I think we agree that BOP and DRS are band-aids because the racing would otherwise not be compelling. Which tools are acceptable is a matter of opinion. I don't love BOP, but I feel that it makes sense to try to make changes that simply reduce the gaps in capability. DRS, to me, feels too much like the Mario Kart algorithm of "you're behind right now in this race, here's a boost." It's not addressing the question of whether car A lacks capability compared to car B, it's just making it possible for the car behind to make a pass that the current cars are incapable of doing for too much of the time without that intervention. Maybe it was a necessary step, but for it to be in its fourteenth year with no sunset in sight feels like they've failed at what should have been a (the?) top priority, if a really hard one. The lack of a better solution suggests to me that the people running F1 are not of the same caliber as the people racing F1 (it feels like a management issue, as F1s technical department has usually been staffed by former team technical heads, right?
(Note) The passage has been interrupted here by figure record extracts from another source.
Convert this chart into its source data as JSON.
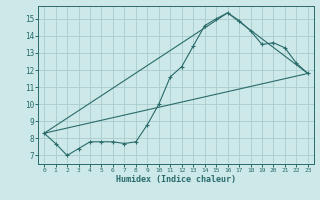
{
  "xlabel": "Humidex (Indice chaleur)",
  "bg_color": "#cce8e8",
  "grid_color": "#aacccc",
  "line_color": "#2a6b6b",
  "xlim": [
    -0.5,
    23.5
  ],
  "ylim": [
    6.5,
    15.75
  ],
  "xticks": [
    0,
    1,
    2,
    3,
    4,
    5,
    6,
    7,
    8,
    9,
    10,
    11,
    12,
    13,
    14,
    15,
    16,
    17,
    18,
    19,
    20,
    21,
    22,
    23
  ],
  "yticks": [
    7,
    8,
    9,
    10,
    11,
    12,
    13,
    14,
    15
  ],
  "curve1_x": [
    0,
    1,
    2,
    3,
    4,
    5,
    6,
    7,
    8,
    9,
    10,
    11,
    12,
    13,
    14,
    15,
    16,
    17,
    18,
    19,
    20,
    21,
    22,
    23
  ],
  "curve1_y": [
    8.3,
    7.7,
    7.0,
    7.4,
    7.8,
    7.8,
    7.8,
    7.7,
    7.8,
    8.8,
    10.0,
    11.6,
    12.2,
    13.4,
    14.6,
    15.0,
    15.35,
    14.9,
    14.3,
    13.5,
    13.6,
    13.3,
    12.4,
    11.8
  ],
  "line1_x": [
    0,
    23
  ],
  "line1_y": [
    8.3,
    11.8
  ],
  "line2_x": [
    0,
    16,
    23
  ],
  "line2_y": [
    8.3,
    15.35,
    11.8
  ]
}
I was just sanity checking myself and read about Tim Goss' departure as technical director, with an observation about the FIA being unwilling to make changes...)
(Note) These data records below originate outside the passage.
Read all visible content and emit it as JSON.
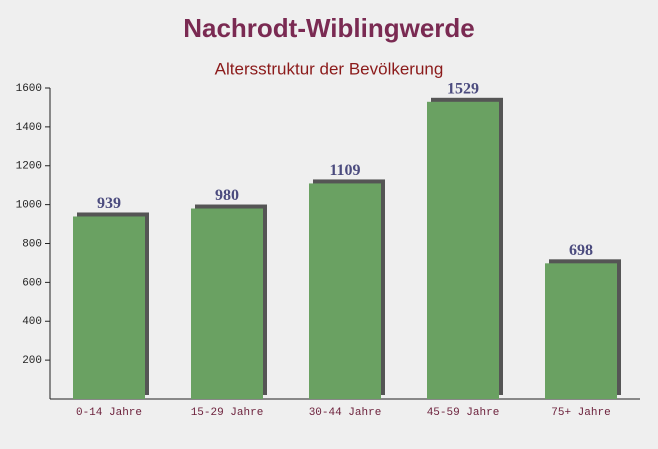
{
  "chart_data": {
    "type": "bar",
    "title": "Nachrodt-Wiblingwerde",
    "subtitle": "Altersstruktur der Bevölkerung",
    "categories": [
      "0-14 Jahre",
      "15-29 Jahre",
      "30-44 Jahre",
      "45-59 Jahre",
      "75+ Jahre"
    ],
    "values": [
      939,
      980,
      1109,
      1529,
      698
    ],
    "color": "#6aa162",
    "ylim": [
      0,
      1600
    ],
    "yticks": [
      200,
      400,
      600,
      800,
      1000,
      1200,
      1400,
      1600
    ],
    "grid": false
  }
}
They've tried smaller wings, but have they tried no wings? I'm not an aerodynamicist, but it seems to me that splitters, dive planes, etc should be much less affected by dirty air than wings. Wings are really efficient, so small ones have a relatively large contribution. But if they lose all that efficiency in dirty air, we can't without intervention.
All credit to Keith for the idea, sign me up for closed chassis. They're only notionally open anything right now with the pods, tire covers, and halos, and this aligns with my curiosity about losing the wings. Tradition? Fangio didn't have wings. At some level, we have what we have through the power of marketing and perception. At some point it's going to be time to celebrate a new direction rather than a tenuous link to historical cars. And that will be up to the FIA (or up to someone disrupting the whole thing with a new series, but I can't imagine funding that) because there isn't room in the rules for a team to show up with a different answer that solves the problem for them and changes the way cars are built like the moves to mid engine, the adoption of wings, or the introduction of ground effect. Fan cars? What if we brought that back and basically made wings and tunnels redundant? I don't love it, but perhaps it's a way to have downforce relatively unaffected by surrounding traffic and with enough control and capacity to avoid issues like porpoising and losing all downforce with small changes in ride height? Maybe it's a terrible idea, but at least I've contributed something to provide scale for the sort of change I think F1 needs to consider.
Thanks for reading, apologies for the tangent.